The government should also diversify export items and help farmers find other cash crops as a substitute for khat. I know that khat can grow in a short period of time and bring better revenues compared to other agricultural items. However, the government should work hard in explaining the irreversible negative effects of khat and how it undermines the productivity of the coming generation. Another solution could be decreasing the demand using different measures, such as increasing taxation. Movements launched for the prevention of HIV should be also directed towards minimizing the usage of khat. This shouldn’t be the concern of only the MoH and other institutions must give equal attention to the matter.
Some studies conducted by western scholars indicate that racism is caused by antisocial personality disorder. Do you think the resurgence of ethnic extremism in Ethiopia is caused by a similar disorder?
I don’t believe that antisocial personality disorder is in any way associated with ethnic extremism in the case of Ethiopia. However, in a country where racism and radicalism prevail, people with antisocial personality disorder tend to be more in number. This is because they are less aware of their actions and are not thinking rationally. Likewise, some people’s actions in Ethiopia are manifested by group behavior and mobs. This is irrational and most follow such causes without knowing the consequences and the rationale of their actions.
In Ethiopia, every issue is now being ethnicized. Is there any remedy for this in your profession? As a professor of psychiatry, I believe the trust among our society has been eroded for a while now. Although this has existed for long among our society, trust is at its lowest at the moment. Lack in trust coupled with ethnicization of politics is endangering the existence of Ethiopia as a country. This is like fire and grass. If there is no trust among us, a community cannot exist. Most Ethiopians believe that they will win if they only use force, kill and take the property of someone they differ with.
Forcing others to be beneath us has been considered as being the characteristic of heroes. Even the traditional ways of expressing ones strength by performing “Fukera” and “Kererto” can be mentioned as examples of forceful ways of resolving problems among Ethiopians. Even historians give an exaggerated image of Ethiopians. They mention Ethiopians as if they are different from other human beings, while intentionally overlooking our shortcomings and bad values. That false image paves the way for harmful deeds and values being passed from generation to generation.
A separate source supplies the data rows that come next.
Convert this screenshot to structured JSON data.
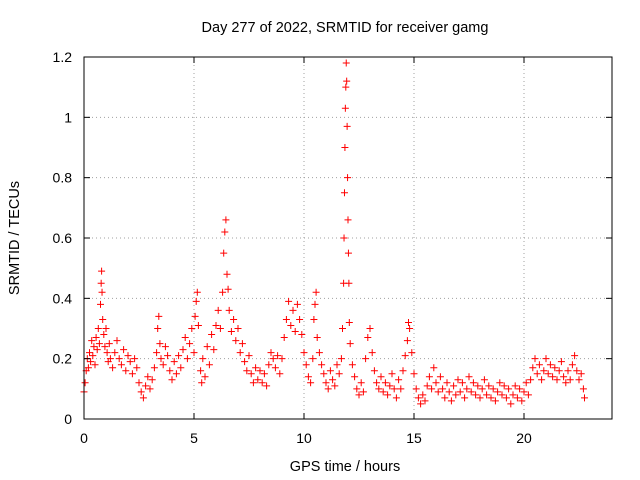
{
  "chart_data": {
    "type": "scatter",
    "title": "Day 277 of 2022, SRMTID for receiver gamg",
    "xlabel": "GPS time / hours",
    "ylabel": "SRMTID / TECUs",
    "xlim": [
      0,
      24
    ],
    "ylim": [
      0,
      1.2
    ],
    "grid": true,
    "marker": "+",
    "x_ticks": [
      0,
      5,
      10,
      15,
      20
    ],
    "x_tick_labels": [
      "0",
      "5",
      "10",
      "15",
      "20"
    ],
    "y_ticks": [
      0,
      0.2,
      0.4,
      0.6,
      0.8,
      1.0,
      1.2
    ],
    "y_tick_labels": [
      "0",
      "0.2",
      "0.4",
      "0.6",
      "0.8",
      "1",
      "1.2"
    ],
    "series": [
      {
        "name": "SRMTID",
        "color": "#ff0000",
        "points": [
          [
            0.0,
            0.09
          ],
          [
            0.05,
            0.12
          ],
          [
            0.1,
            0.16
          ],
          [
            0.15,
            0.2
          ],
          [
            0.2,
            0.17
          ],
          [
            0.25,
            0.22
          ],
          [
            0.3,
            0.19
          ],
          [
            0.35,
            0.26
          ],
          [
            0.4,
            0.21
          ],
          [
            0.45,
            0.24
          ],
          [
            0.5,
            0.18
          ],
          [
            0.55,
            0.27
          ],
          [
            0.6,
            0.23
          ],
          [
            0.65,
            0.3
          ],
          [
            0.7,
            0.25
          ],
          [
            0.75,
            0.38
          ],
          [
            0.78,
            0.45
          ],
          [
            0.8,
            0.49
          ],
          [
            0.82,
            0.42
          ],
          [
            0.85,
            0.33
          ],
          [
            0.9,
            0.28
          ],
          [
            0.95,
            0.24
          ],
          [
            1.0,
            0.3
          ],
          [
            1.05,
            0.22
          ],
          [
            1.1,
            0.19
          ],
          [
            1.15,
            0.25
          ],
          [
            1.2,
            0.2
          ],
          [
            1.3,
            0.17
          ],
          [
            1.4,
            0.22
          ],
          [
            1.5,
            0.26
          ],
          [
            1.6,
            0.2
          ],
          [
            1.7,
            0.18
          ],
          [
            1.8,
            0.23
          ],
          [
            1.9,
            0.16
          ],
          [
            2.0,
            0.21
          ],
          [
            2.1,
            0.19
          ],
          [
            2.2,
            0.15
          ],
          [
            2.3,
            0.2
          ],
          [
            2.4,
            0.17
          ],
          [
            2.5,
            0.12
          ],
          [
            2.6,
            0.09
          ],
          [
            2.7,
            0.07
          ],
          [
            2.8,
            0.11
          ],
          [
            2.9,
            0.14
          ],
          [
            3.0,
            0.1
          ],
          [
            3.1,
            0.13
          ],
          [
            3.2,
            0.17
          ],
          [
            3.3,
            0.22
          ],
          [
            3.35,
            0.3
          ],
          [
            3.4,
            0.34
          ],
          [
            3.45,
            0.25
          ],
          [
            3.5,
            0.2
          ],
          [
            3.6,
            0.18
          ],
          [
            3.7,
            0.24
          ],
          [
            3.8,
            0.21
          ],
          [
            3.9,
            0.16
          ],
          [
            4.0,
            0.13
          ],
          [
            4.1,
            0.19
          ],
          [
            4.2,
            0.15
          ],
          [
            4.3,
            0.21
          ],
          [
            4.4,
            0.17
          ],
          [
            4.5,
            0.23
          ],
          [
            4.6,
            0.27
          ],
          [
            4.7,
            0.2
          ],
          [
            4.8,
            0.25
          ],
          [
            4.9,
            0.3
          ],
          [
            5.0,
            0.22
          ],
          [
            5.05,
            0.34
          ],
          [
            5.1,
            0.39
          ],
          [
            5.15,
            0.42
          ],
          [
            5.2,
            0.31
          ],
          [
            5.3,
            0.16
          ],
          [
            5.35,
            0.12
          ],
          [
            5.4,
            0.2
          ],
          [
            5.5,
            0.14
          ],
          [
            5.6,
            0.24
          ],
          [
            5.7,
            0.18
          ],
          [
            5.8,
            0.28
          ],
          [
            5.9,
            0.23
          ],
          [
            6.0,
            0.31
          ],
          [
            6.1,
            0.36
          ],
          [
            6.2,
            0.3
          ],
          [
            6.3,
            0.42
          ],
          [
            6.35,
            0.55
          ],
          [
            6.4,
            0.62
          ],
          [
            6.45,
            0.66
          ],
          [
            6.5,
            0.48
          ],
          [
            6.55,
            0.43
          ],
          [
            6.6,
            0.36
          ],
          [
            6.7,
            0.29
          ],
          [
            6.8,
            0.33
          ],
          [
            6.9,
            0.26
          ],
          [
            7.0,
            0.3
          ],
          [
            7.1,
            0.22
          ],
          [
            7.2,
            0.25
          ],
          [
            7.3,
            0.19
          ],
          [
            7.4,
            0.16
          ],
          [
            7.5,
            0.21
          ],
          [
            7.6,
            0.15
          ],
          [
            7.7,
            0.12
          ],
          [
            7.8,
            0.17
          ],
          [
            7.9,
            0.13
          ],
          [
            8.0,
            0.16
          ],
          [
            8.1,
            0.12
          ],
          [
            8.2,
            0.15
          ],
          [
            8.3,
            0.11
          ],
          [
            8.4,
            0.18
          ],
          [
            8.5,
            0.22
          ],
          [
            8.6,
            0.2
          ],
          [
            8.7,
            0.17
          ],
          [
            8.8,
            0.21
          ],
          [
            8.9,
            0.15
          ],
          [
            9.0,
            0.2
          ],
          [
            9.1,
            0.27
          ],
          [
            9.2,
            0.33
          ],
          [
            9.3,
            0.39
          ],
          [
            9.4,
            0.31
          ],
          [
            9.5,
            0.36
          ],
          [
            9.6,
            0.29
          ],
          [
            9.7,
            0.38
          ],
          [
            9.8,
            0.33
          ],
          [
            9.9,
            0.28
          ],
          [
            10.0,
            0.22
          ],
          [
            10.1,
            0.18
          ],
          [
            10.2,
            0.14
          ],
          [
            10.3,
            0.12
          ],
          [
            10.4,
            0.2
          ],
          [
            10.45,
            0.33
          ],
          [
            10.5,
            0.38
          ],
          [
            10.55,
            0.42
          ],
          [
            10.6,
            0.27
          ],
          [
            10.7,
            0.22
          ],
          [
            10.8,
            0.18
          ],
          [
            10.9,
            0.15
          ],
          [
            11.0,
            0.12
          ],
          [
            11.1,
            0.1
          ],
          [
            11.2,
            0.16
          ],
          [
            11.3,
            0.13
          ],
          [
            11.4,
            0.11
          ],
          [
            11.5,
            0.18
          ],
          [
            11.6,
            0.15
          ],
          [
            11.7,
            0.2
          ],
          [
            11.75,
            0.3
          ],
          [
            11.8,
            0.45
          ],
          [
            11.82,
            0.6
          ],
          [
            11.84,
            0.75
          ],
          [
            11.86,
            0.9
          ],
          [
            11.88,
            1.03
          ],
          [
            11.9,
            1.1
          ],
          [
            11.92,
            1.18
          ],
          [
            11.94,
            1.12
          ],
          [
            11.96,
            0.97
          ],
          [
            11.98,
            0.8
          ],
          [
            12.0,
            0.66
          ],
          [
            12.02,
            0.55
          ],
          [
            12.04,
            0.45
          ],
          [
            12.06,
            0.32
          ],
          [
            12.1,
            0.25
          ],
          [
            12.2,
            0.18
          ],
          [
            12.3,
            0.14
          ],
          [
            12.4,
            0.1
          ],
          [
            12.5,
            0.08
          ],
          [
            12.6,
            0.12
          ],
          [
            12.7,
            0.09
          ],
          [
            12.8,
            0.2
          ],
          [
            12.9,
            0.27
          ],
          [
            13.0,
            0.3
          ],
          [
            13.1,
            0.22
          ],
          [
            13.2,
            0.16
          ],
          [
            13.3,
            0.12
          ],
          [
            13.4,
            0.1
          ],
          [
            13.5,
            0.14
          ],
          [
            13.6,
            0.09
          ],
          [
            13.7,
            0.12
          ],
          [
            13.8,
            0.08
          ],
          [
            13.9,
            0.11
          ],
          [
            14.0,
            0.15
          ],
          [
            14.1,
            0.1
          ],
          [
            14.2,
            0.07
          ],
          [
            14.3,
            0.13
          ],
          [
            14.4,
            0.1
          ],
          [
            14.5,
            0.16
          ],
          [
            14.6,
            0.21
          ],
          [
            14.7,
            0.26
          ],
          [
            14.75,
            0.32
          ],
          [
            14.8,
            0.3
          ],
          [
            14.9,
            0.22
          ],
          [
            15.0,
            0.15
          ],
          [
            15.1,
            0.1
          ],
          [
            15.2,
            0.07
          ],
          [
            15.3,
            0.05
          ],
          [
            15.4,
            0.08
          ],
          [
            15.5,
            0.06
          ],
          [
            15.6,
            0.11
          ],
          [
            15.7,
            0.14
          ],
          [
            15.8,
            0.1
          ],
          [
            15.9,
            0.17
          ],
          [
            16.0,
            0.12
          ],
          [
            16.1,
            0.09
          ],
          [
            16.2,
            0.14
          ],
          [
            16.3,
            0.1
          ],
          [
            16.4,
            0.07
          ],
          [
            16.5,
            0.12
          ],
          [
            16.6,
            0.09
          ],
          [
            16.7,
            0.06
          ],
          [
            16.8,
            0.11
          ],
          [
            16.9,
            0.08
          ],
          [
            17.0,
            0.13
          ],
          [
            17.1,
            0.09
          ],
          [
            17.2,
            0.12
          ],
          [
            17.3,
            0.07
          ],
          [
            17.4,
            0.1
          ],
          [
            17.5,
            0.14
          ],
          [
            17.6,
            0.09
          ],
          [
            17.7,
            0.12
          ],
          [
            17.8,
            0.08
          ],
          [
            17.9,
            0.11
          ],
          [
            18.0,
            0.07
          ],
          [
            18.1,
            0.1
          ],
          [
            18.2,
            0.13
          ],
          [
            18.3,
            0.08
          ],
          [
            18.4,
            0.11
          ],
          [
            18.5,
            0.07
          ],
          [
            18.6,
            0.1
          ],
          [
            18.7,
            0.06
          ],
          [
            18.8,
            0.09
          ],
          [
            18.9,
            0.12
          ],
          [
            19.0,
            0.08
          ],
          [
            19.1,
            0.11
          ],
          [
            19.2,
            0.07
          ],
          [
            19.3,
            0.1
          ],
          [
            19.4,
            0.05
          ],
          [
            19.5,
            0.08
          ],
          [
            19.6,
            0.11
          ],
          [
            19.7,
            0.07
          ],
          [
            19.8,
            0.1
          ],
          [
            19.9,
            0.06
          ],
          [
            20.0,
            0.09
          ],
          [
            20.1,
            0.12
          ],
          [
            20.2,
            0.08
          ],
          [
            20.3,
            0.13
          ],
          [
            20.4,
            0.17
          ],
          [
            20.5,
            0.2
          ],
          [
            20.6,
            0.15
          ],
          [
            20.7,
            0.18
          ],
          [
            20.8,
            0.13
          ],
          [
            20.9,
            0.16
          ],
          [
            21.0,
            0.2
          ],
          [
            21.1,
            0.15
          ],
          [
            21.2,
            0.18
          ],
          [
            21.3,
            0.14
          ],
          [
            21.4,
            0.17
          ],
          [
            21.5,
            0.13
          ],
          [
            21.6,
            0.16
          ],
          [
            21.7,
            0.19
          ],
          [
            21.8,
            0.14
          ],
          [
            21.9,
            0.12
          ],
          [
            22.0,
            0.16
          ],
          [
            22.1,
            0.13
          ],
          [
            22.2,
            0.18
          ],
          [
            22.3,
            0.21
          ],
          [
            22.4,
            0.16
          ],
          [
            22.5,
            0.13
          ],
          [
            22.6,
            0.15
          ],
          [
            22.7,
            0.1
          ],
          [
            22.75,
            0.07
          ]
        ]
      }
    ]
  }
}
I am not saying that we don’t have good values like kindness, hospitality, and caring for one another.
Ethiopianism has been wrongly perceived as a sign of superiority for generations. I have travelled to almost all African countries and I never witnessed other Africans who like Ethiopians, consider superiority and revenge as signs of heroism. We are still arguing over what happened 100 or 200 years ago. We are attempting to accuse today’s generation for something done by their forefathers. That is wrong. Unless we stop considering revenge as the only mechanism to resolve our differences, we won’t find a solution to our problem. All in all, Ethiopianism must be reconstructed and we must work on enhancing our positive values, while denouncing the bad ones.